Les vins ont été ouverts ce matin à 9 heures par Nicolas, le sommelier fidèle du restaurant de Patrick Pignol, tremblant de peur de fragiliser les vins précieux. J’ai mis au point le menu avec Patrick Pignol avant l’arrivée des convives. Un ami qui offre le champagne Dom Pérignon 1969 de la carte du restaurant a la bonne idée de demander des petits toasts à la truffe qui nous permettent d’attendre le dernier des sept de notre table. Le champagne est absolument délicieux. Il a une bulle active. Sa couleur ne montre aucun signe d’âge. Le parfum est pur, riche, envoûtant. En bouche, c’est une petite merveille de précision. Je suis sous le charme de ce champagne où le miel, la brioche voisine avec une belle trace citronnée. La longueur est extrême et la bouchée truffée est un vrai cadeau de Noël.

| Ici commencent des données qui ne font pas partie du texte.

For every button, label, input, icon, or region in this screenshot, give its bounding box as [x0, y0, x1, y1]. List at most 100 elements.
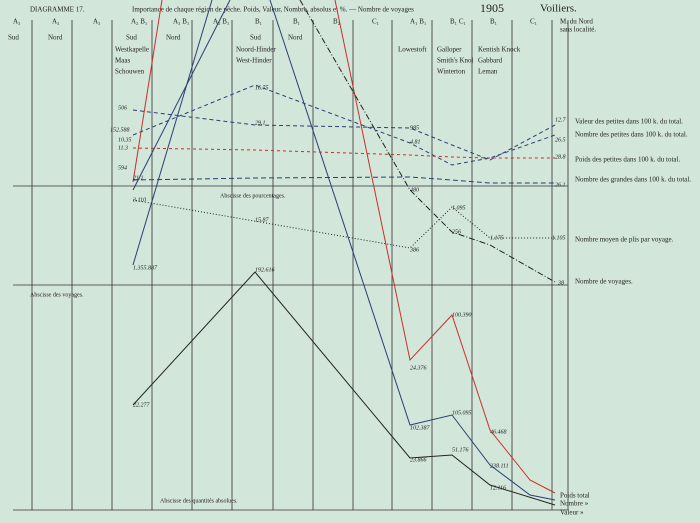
- place-label: West-Hinder: [236, 57, 272, 65]
- legend-label: Nombre de voyages.: [575, 278, 633, 286]
- place-label: Winterton: [437, 68, 466, 76]
- column-label: C₁: [372, 18, 379, 26]
- value-note: 1.105: [552, 235, 566, 241]
- value-note: 21.1: [133, 175, 144, 181]
- place-label: Gabbard: [478, 57, 503, 65]
- column-sublabel: Nord: [166, 34, 181, 42]
- value-note: 51.176: [452, 447, 469, 453]
- value-note: 12.116: [490, 485, 506, 491]
- column-sublabel: Sud: [8, 34, 19, 42]
- axis-label: Abscisse des voyages.: [30, 292, 84, 298]
- column-label: A₁ B₁: [410, 18, 426, 26]
- value-note: 506: [118, 105, 127, 111]
- column-label: C₁: [530, 18, 537, 26]
- place-label: Westkapelle: [115, 46, 149, 54]
- curve: [132, 271, 556, 506]
- legend-label: Poids total: [560, 492, 590, 500]
- value-note: 105.095: [452, 410, 472, 416]
- legend-label: Nombre des grandes dans 100 k. du total.: [575, 176, 691, 184]
- labels: A₃ A₃ A₃ A₂ B₁ A₃ B₁ A₂ B₁ B₁ B₁ B₂ C₁ A₁ B₁ B₁ C₁ B…: [8, 18, 691, 517]
- place-label: Smith's Knol: [437, 57, 474, 65]
- column-sublabel: sans localité.: [560, 26, 596, 34]
- column-label: B₁ C₁: [450, 18, 466, 26]
- value-note: 102.387: [410, 425, 431, 431]
- legend-label: Nombre »: [560, 500, 589, 508]
- column-label: A₃ B₁: [173, 18, 189, 26]
- value-note: 100.390: [452, 312, 472, 318]
- column-label: M. du Nord: [560, 18, 593, 26]
- place-label: Maas: [115, 57, 130, 65]
- column-sublabel: Sud: [126, 34, 137, 42]
- value-note: 16.75: [255, 85, 269, 91]
- curve: [132, 84, 556, 166]
- value-note: 10.35: [118, 137, 132, 143]
- place-label: Noord-Hinder: [236, 46, 276, 54]
- column-sublabel: Sud: [250, 34, 261, 42]
- diagram-number: DIAGRAMME 17.: [30, 6, 85, 14]
- legend-label: Valeur des petites dans 100 k. du total.: [575, 118, 683, 126]
- curve: [132, 199, 555, 249]
- value-note: 594: [118, 164, 127, 171]
- legend-label: Poids des petites dans 100 k. du total.: [575, 156, 680, 164]
- place-label: Leman: [478, 68, 498, 76]
- place-label: Lowestoft: [398, 46, 426, 54]
- grid: [13, 20, 569, 511]
- value-note: 29.1: [255, 120, 266, 126]
- value-note: 1.095: [452, 205, 466, 211]
- value-note: 386: [409, 247, 419, 253]
- curve: [132, 0, 163, 183]
- kind: Voiliers.: [540, 3, 577, 15]
- axis-label: Abscisse des quantités absolues.: [160, 498, 238, 504]
- value-note: 46.468: [490, 428, 507, 435]
- curve: [132, 0, 231, 191]
- column-label: A₃: [52, 18, 60, 26]
- value-note: 3.110: [132, 197, 146, 203]
- lines: [132, 0, 556, 506]
- value-note: 985: [410, 125, 419, 131]
- value-note: 1.355.887: [133, 265, 158, 271]
- value-note: 12.7: [555, 117, 567, 123]
- place-label: Kentish Knock: [478, 46, 521, 54]
- value-note: 15.87: [255, 217, 270, 223]
- column-sublabel: Nord: [288, 34, 303, 42]
- column-label: B₂: [333, 18, 341, 26]
- value-note: 22.277: [133, 402, 151, 408]
- value-note: 238.111: [490, 463, 509, 469]
- curve: [334, 0, 556, 494]
- value-note: 38: [557, 280, 564, 286]
- column-sublabel: Nord: [48, 34, 63, 42]
- value-note: 1.175: [490, 235, 504, 241]
- column-label: A₂ B₁: [213, 18, 229, 26]
- column-label: A₃: [13, 18, 21, 26]
- value-note: 192.616: [255, 267, 275, 273]
- value-note: 256: [452, 229, 461, 235]
- value-note: 23.866: [410, 457, 427, 463]
- legend-label: Valeur »: [560, 509, 584, 517]
- axis-label: Abscisse des pourcentages.: [220, 193, 286, 199]
- value-note: 11.3: [118, 145, 128, 151]
- value-note: 26.5: [555, 137, 566, 143]
- value-note: 28.8: [555, 154, 566, 160]
- column-label: B₁: [255, 18, 262, 26]
- value-note: 26.1: [555, 182, 566, 188]
- value-note: 24.376: [410, 364, 427, 371]
- curve: [269, 0, 556, 501]
- value-note: 152.588: [110, 127, 130, 133]
- column-label: B₁: [293, 18, 300, 26]
- place-label: Galloper: [437, 46, 462, 54]
- curve: [299, 0, 556, 283]
- curve: [132, 176, 555, 184]
- column-label: B₁: [490, 18, 497, 26]
- column-label: A₃: [93, 18, 101, 26]
- year: 1905: [480, 1, 504, 15]
- place-label: Schouwen: [115, 68, 145, 76]
- curve: [132, 0, 213, 266]
- legend-label: Nombre moyen de plis par voyage.: [575, 236, 674, 244]
- value-note: 480: [410, 186, 419, 193]
- legend-label: Nombre des petites dans 100 k. du total.: [575, 131, 688, 139]
- value-note: 4.81: [410, 138, 421, 145]
- curve: [132, 147, 555, 159]
- column-label: A₂ B₁: [131, 18, 147, 26]
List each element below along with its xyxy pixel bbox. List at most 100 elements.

Une huître enveloppée dans une feuille d’épinard garde tout son iode, comme nous l’indique si bien madame Pignol. Elle se marie agréablement avec le Pavillon blanc de Château Margaux 1988 à la belle couleur, à la bouche intelligente combinant fraîcheur et délicatesse.  C’est surtout la fraîcheur finale qui me conquiert.

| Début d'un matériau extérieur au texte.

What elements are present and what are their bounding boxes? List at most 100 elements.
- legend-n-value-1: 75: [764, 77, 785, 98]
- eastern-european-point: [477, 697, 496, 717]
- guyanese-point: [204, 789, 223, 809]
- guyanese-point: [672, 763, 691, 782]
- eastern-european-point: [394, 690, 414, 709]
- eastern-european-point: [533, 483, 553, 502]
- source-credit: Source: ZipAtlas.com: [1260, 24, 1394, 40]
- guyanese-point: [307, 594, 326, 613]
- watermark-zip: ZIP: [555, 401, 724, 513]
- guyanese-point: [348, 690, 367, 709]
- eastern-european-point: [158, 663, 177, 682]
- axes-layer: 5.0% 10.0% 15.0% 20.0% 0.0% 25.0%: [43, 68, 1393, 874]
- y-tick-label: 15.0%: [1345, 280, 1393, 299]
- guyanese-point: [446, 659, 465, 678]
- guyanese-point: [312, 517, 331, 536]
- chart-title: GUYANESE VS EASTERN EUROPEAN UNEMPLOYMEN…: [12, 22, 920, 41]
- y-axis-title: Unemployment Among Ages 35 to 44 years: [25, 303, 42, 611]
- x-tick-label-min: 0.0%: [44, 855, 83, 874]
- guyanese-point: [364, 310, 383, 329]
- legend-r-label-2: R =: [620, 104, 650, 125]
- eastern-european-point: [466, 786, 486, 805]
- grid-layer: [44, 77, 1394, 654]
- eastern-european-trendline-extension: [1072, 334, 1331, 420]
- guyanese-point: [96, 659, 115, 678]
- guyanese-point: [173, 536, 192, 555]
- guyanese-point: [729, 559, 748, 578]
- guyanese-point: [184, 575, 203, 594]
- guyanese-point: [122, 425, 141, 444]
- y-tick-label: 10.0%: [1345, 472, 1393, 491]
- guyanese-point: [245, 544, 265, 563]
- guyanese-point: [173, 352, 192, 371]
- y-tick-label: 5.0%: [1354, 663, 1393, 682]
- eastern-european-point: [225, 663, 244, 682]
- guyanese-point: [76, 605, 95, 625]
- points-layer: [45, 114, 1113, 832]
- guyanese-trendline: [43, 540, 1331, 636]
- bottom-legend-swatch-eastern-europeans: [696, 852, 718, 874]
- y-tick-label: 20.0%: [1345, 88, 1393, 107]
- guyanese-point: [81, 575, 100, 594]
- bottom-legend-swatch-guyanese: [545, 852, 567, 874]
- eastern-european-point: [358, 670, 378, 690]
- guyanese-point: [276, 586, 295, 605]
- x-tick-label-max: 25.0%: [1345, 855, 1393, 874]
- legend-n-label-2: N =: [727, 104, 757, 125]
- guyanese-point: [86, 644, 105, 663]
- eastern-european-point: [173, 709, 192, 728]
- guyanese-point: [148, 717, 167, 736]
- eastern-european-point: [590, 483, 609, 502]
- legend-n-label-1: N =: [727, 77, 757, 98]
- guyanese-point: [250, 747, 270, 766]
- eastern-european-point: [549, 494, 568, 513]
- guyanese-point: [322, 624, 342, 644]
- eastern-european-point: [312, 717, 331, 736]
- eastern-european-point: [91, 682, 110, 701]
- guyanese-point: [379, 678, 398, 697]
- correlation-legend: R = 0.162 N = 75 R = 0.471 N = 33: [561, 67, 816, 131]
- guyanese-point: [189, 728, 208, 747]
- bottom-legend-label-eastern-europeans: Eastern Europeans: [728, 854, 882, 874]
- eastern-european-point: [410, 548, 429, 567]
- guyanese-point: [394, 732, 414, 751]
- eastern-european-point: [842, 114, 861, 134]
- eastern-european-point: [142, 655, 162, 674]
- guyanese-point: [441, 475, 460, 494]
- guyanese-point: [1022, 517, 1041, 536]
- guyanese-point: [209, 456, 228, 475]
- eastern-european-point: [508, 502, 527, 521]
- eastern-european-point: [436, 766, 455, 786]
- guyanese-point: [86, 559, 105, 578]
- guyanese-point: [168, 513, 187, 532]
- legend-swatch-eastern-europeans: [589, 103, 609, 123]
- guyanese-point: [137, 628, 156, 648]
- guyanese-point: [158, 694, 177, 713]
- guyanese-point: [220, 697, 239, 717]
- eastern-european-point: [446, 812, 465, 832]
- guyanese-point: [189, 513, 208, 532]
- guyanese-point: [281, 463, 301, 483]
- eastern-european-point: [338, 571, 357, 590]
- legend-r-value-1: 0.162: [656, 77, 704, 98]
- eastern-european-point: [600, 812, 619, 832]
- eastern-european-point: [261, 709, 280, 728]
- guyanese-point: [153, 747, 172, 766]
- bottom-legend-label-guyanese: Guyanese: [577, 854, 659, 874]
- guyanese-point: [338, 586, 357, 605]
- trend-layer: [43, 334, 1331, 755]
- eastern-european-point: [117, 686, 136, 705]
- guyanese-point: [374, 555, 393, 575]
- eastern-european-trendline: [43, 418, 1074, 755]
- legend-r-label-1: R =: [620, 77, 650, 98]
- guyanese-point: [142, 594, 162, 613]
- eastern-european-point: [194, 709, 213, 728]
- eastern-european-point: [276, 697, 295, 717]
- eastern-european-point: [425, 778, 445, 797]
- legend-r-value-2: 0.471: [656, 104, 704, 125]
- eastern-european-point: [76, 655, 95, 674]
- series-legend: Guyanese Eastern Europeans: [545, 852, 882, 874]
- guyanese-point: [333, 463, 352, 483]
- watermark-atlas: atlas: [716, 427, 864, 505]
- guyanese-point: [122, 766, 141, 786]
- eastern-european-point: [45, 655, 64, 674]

Une préparation d’oursins légèrement sucrés accueille un champagne Ruinart 1955. Sa couleur est nettement ambrée et le vin montre une fatigue certaine. Mais c’est un des miracles du vin, le plat réveille le champagne qui devient plaisant. Il s’endort à nouveau dès que le plat est fini. Il nous a communiqué l’espace d’un instant une belle émotion.

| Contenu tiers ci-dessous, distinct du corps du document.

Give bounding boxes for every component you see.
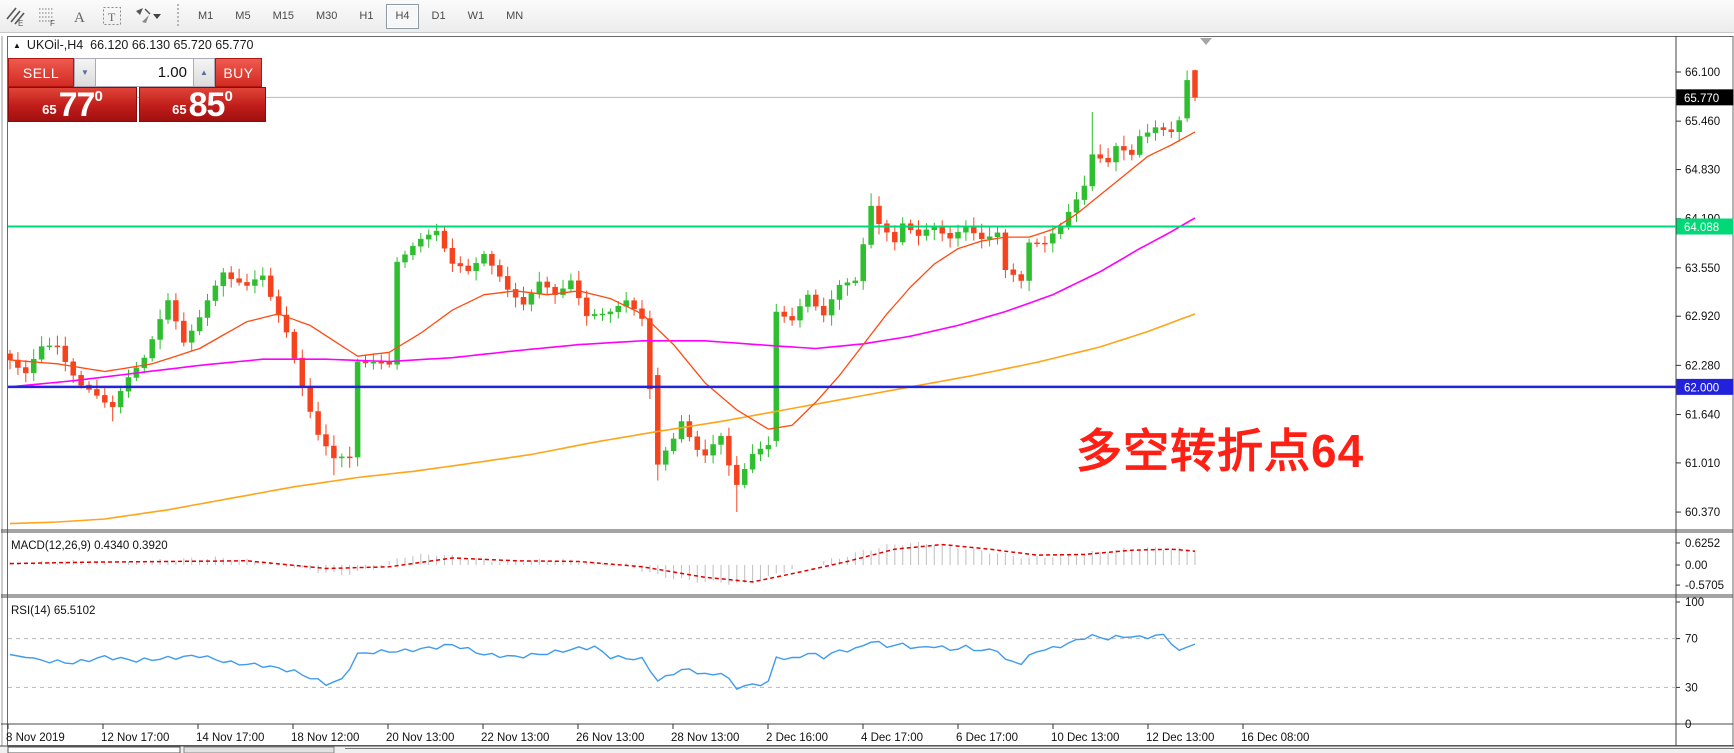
timeframe-button-mn[interactable]: MN bbox=[506, 10, 524, 22]
svg-text:8 Nov 2019: 8 Nov 2019 bbox=[6, 732, 65, 744]
svg-text:2 Dec 16:00: 2 Dec 16:00 bbox=[766, 732, 828, 744]
chart-annotation: 多空转折点64 bbox=[1076, 425, 1365, 477]
text-a-icon[interactable]: A bbox=[67, 3, 93, 29]
timeframe-button-h4[interactable]: H4 bbox=[386, 3, 419, 29]
svg-text:16 Dec 08:00: 16 Dec 08:00 bbox=[1241, 732, 1309, 744]
date-axis: 8 Nov 2019 12 Nov 17:00 14 Nov 17:00 18 Nov… bbox=[6, 724, 1309, 744]
right-shift-marker-icon bbox=[1200, 38, 1212, 45]
svg-text:0.6252: 0.6252 bbox=[1685, 538, 1720, 550]
svg-text:12 Nov 17:00: 12 Nov 17:00 bbox=[101, 732, 169, 744]
svg-text:12 Dec 13:00: 12 Dec 13:00 bbox=[1146, 732, 1214, 744]
svg-text:20 Nov 13:00: 20 Nov 13:00 bbox=[386, 732, 454, 744]
label-t-icon[interactable]: T bbox=[99, 3, 125, 29]
chart-title: ▲ UKOil-,H4 66.120 66.130 65.720 65.770 bbox=[13, 38, 253, 52]
sell-price-big: 77 bbox=[58, 86, 96, 124]
volume-decrease-button[interactable]: ▼ bbox=[74, 58, 96, 87]
svg-text:28 Nov 13:00: 28 Nov 13:00 bbox=[671, 732, 739, 744]
svg-text:26 Nov 13:00: 26 Nov 13:00 bbox=[576, 732, 644, 744]
svg-text:61.010: 61.010 bbox=[1685, 458, 1720, 470]
sell-button[interactable]: SELL bbox=[8, 58, 74, 87]
svg-text:66.100: 66.100 bbox=[1685, 67, 1720, 79]
rsi-levels bbox=[8, 638, 1676, 688]
chart-tab[interactable] bbox=[7, 746, 181, 753]
svg-text:30: 30 bbox=[1685, 682, 1698, 694]
svg-text:62.280: 62.280 bbox=[1685, 360, 1720, 372]
svg-text:65.460: 65.460 bbox=[1685, 116, 1720, 128]
price-axis: 66.10065.46064.83064.19063.55062.92062.2… bbox=[1676, 67, 1724, 731]
sell-price-display[interactable]: 65 77 0 bbox=[8, 87, 137, 122]
chart-title-text: UKOil-,H4 66.120 66.130 65.720 65.770 bbox=[26, 38, 254, 52]
chart-tab[interactable] bbox=[183, 746, 335, 753]
symbol-triangle-icon: ▲ bbox=[13, 40, 21, 50]
macd-pane bbox=[9, 541, 1196, 585]
timeframe-button-d1[interactable]: D1 bbox=[431, 10, 446, 22]
horizontal-lines bbox=[8, 225, 1676, 389]
svg-text:60.370: 60.370 bbox=[1685, 507, 1720, 519]
pattern-hatch-e-icon[interactable]: E bbox=[3, 3, 29, 29]
svg-text:70: 70 bbox=[1685, 634, 1698, 646]
pane-separators bbox=[0, 529, 1734, 747]
price-badges: 65.770 64.088 62.000 bbox=[1676, 89, 1734, 395]
toolbar-separator bbox=[176, 4, 181, 28]
svg-text:62.000: 62.000 bbox=[1684, 382, 1719, 394]
svg-text:61.640: 61.640 bbox=[1685, 410, 1720, 422]
timeframe-button-h1[interactable]: H1 bbox=[359, 10, 374, 22]
timeframe-group: M1 M5 M15 M30 H1 H4 D1 W1 MN bbox=[187, 3, 534, 29]
svg-text:14 Nov 17:00: 14 Nov 17:00 bbox=[196, 732, 264, 744]
moving-averages bbox=[9, 131, 1196, 525]
chart-area: MACD(12,26,9) 0.4340 0.3920 RSI(14) 65.51… bbox=[0, 33, 1734, 753]
timeframe-button-m5[interactable]: M5 bbox=[235, 10, 251, 22]
timeframe-button-w1[interactable]: W1 bbox=[467, 10, 485, 22]
timeframe-button-m1[interactable]: M1 bbox=[198, 10, 214, 22]
price-badge bbox=[1676, 378, 1734, 395]
toolbar: E F A T M1 M5 M15 M30 H1 H4 D1 W1 MN bbox=[0, 0, 1734, 33]
timeframe-button-m15[interactable]: M15 bbox=[272, 10, 294, 22]
order-panel: SELL ▼ ▲ BUY 65 77 0 65 85 0 bbox=[8, 58, 266, 122]
svg-text:64.830: 64.830 bbox=[1685, 165, 1720, 177]
svg-text:4 Dec 17:00: 4 Dec 17:00 bbox=[861, 732, 923, 744]
rsi-label: RSI(14) 65.5102 bbox=[11, 605, 95, 617]
buy-price-big: 85 bbox=[188, 86, 226, 124]
svg-text:T: T bbox=[108, 10, 116, 24]
svg-text:63.550: 63.550 bbox=[1685, 263, 1720, 275]
price-chart: MACD(12,26,9) 0.4340 0.3920 RSI(14) 65.51… bbox=[0, 36, 1734, 753]
arrow-objects-icon[interactable] bbox=[131, 3, 163, 29]
rsi-pane bbox=[9, 633, 1196, 690]
volume-input[interactable] bbox=[96, 58, 193, 87]
svg-text:0: 0 bbox=[1685, 719, 1691, 731]
svg-text:10 Dec 13:00: 10 Dec 13:00 bbox=[1051, 732, 1119, 744]
price-badge bbox=[1676, 89, 1734, 106]
svg-text:6 Dec 17:00: 6 Dec 17:00 bbox=[956, 732, 1018, 744]
chart-tab-strip bbox=[0, 746, 1734, 753]
buy-price-small: 65 bbox=[172, 102, 187, 117]
svg-text:100: 100 bbox=[1685, 597, 1704, 609]
timeframe-button-m30[interactable]: M30 bbox=[315, 10, 338, 22]
sell-price-small: 65 bbox=[42, 102, 57, 117]
svg-text:62.920: 62.920 bbox=[1685, 311, 1720, 323]
svg-text:A: A bbox=[74, 10, 85, 26]
chart-frame bbox=[1, 36, 1734, 753]
svg-text:-0.5705: -0.5705 bbox=[1685, 580, 1724, 592]
svg-text:E: E bbox=[18, 19, 23, 27]
price-badge bbox=[1676, 218, 1734, 235]
buy-price-sup: 0 bbox=[224, 88, 233, 105]
macd-label: MACD(12,26,9) 0.4340 0.3920 bbox=[11, 540, 168, 552]
svg-text:18 Nov 12:00: 18 Nov 12:00 bbox=[291, 732, 359, 744]
svg-text:MACD(12,26,9) 0.4340 0.3920: MACD(12,26,9) 0.4340 0.3920 bbox=[11, 540, 168, 552]
volume-increase-button[interactable]: ▲ bbox=[193, 58, 215, 87]
svg-text:22 Nov 13:00: 22 Nov 13:00 bbox=[481, 732, 549, 744]
grid-f-icon[interactable]: F bbox=[35, 3, 61, 29]
svg-text:64.088: 64.088 bbox=[1684, 222, 1719, 234]
svg-text:F: F bbox=[50, 19, 55, 27]
sell-price-sup: 0 bbox=[94, 88, 103, 105]
svg-text:65.770: 65.770 bbox=[1684, 93, 1719, 105]
svg-text:RSI(14) 65.5102: RSI(14) 65.5102 bbox=[11, 605, 95, 617]
svg-text:0.00: 0.00 bbox=[1685, 560, 1707, 572]
buy-price-display[interactable]: 65 85 0 bbox=[139, 87, 266, 122]
buy-button[interactable]: BUY bbox=[215, 58, 262, 87]
markers bbox=[1200, 38, 1212, 45]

J’avais intercalé le blanc entre les deux champagnes pour que la bouche soit prête à accueillir le cadeau que je réservais à mes amis : Château Lafite-Rothschild 1900. J’avais annoncé que le niveau de la bouteille est bas, et que dans ces conditions, cette bouteille est une incertitude totale. Aussi ai-je prévu du secours. La bouteille est basse épaule. Le vin a une belle couleur foncée, variable selon la hauteur dans la bouteille et son sédiment est important. Le nez est extrêmement intense et un ami qui a professé l’œnologie dans une partie de sa carrière nous dit que cette odeur prenante est totalement caractéristique de Lafite. En bouche, nous sommes étonnés que le vin soit aussi présent. Son charme est intense. Je sens une légère fatigue mais cet ami dit qu’il n’y a pas l’ombre d’un défaut. Nous sommes enchantés, et le ravioli de céleri noyé sous des tranches de truffes est idéal pour faire ressortir les accents de truffe du vin. Le final est beau. Le vin est riche et velouté. Il y a même quelques soupçons de pétales de rose, « à la » bourguignonne. Nous prenons conscience que nous sommes en train de vivre un grand moment, car le vin s’épanouit et apporte la preuve de l’excellence légendaire de l’année 1900.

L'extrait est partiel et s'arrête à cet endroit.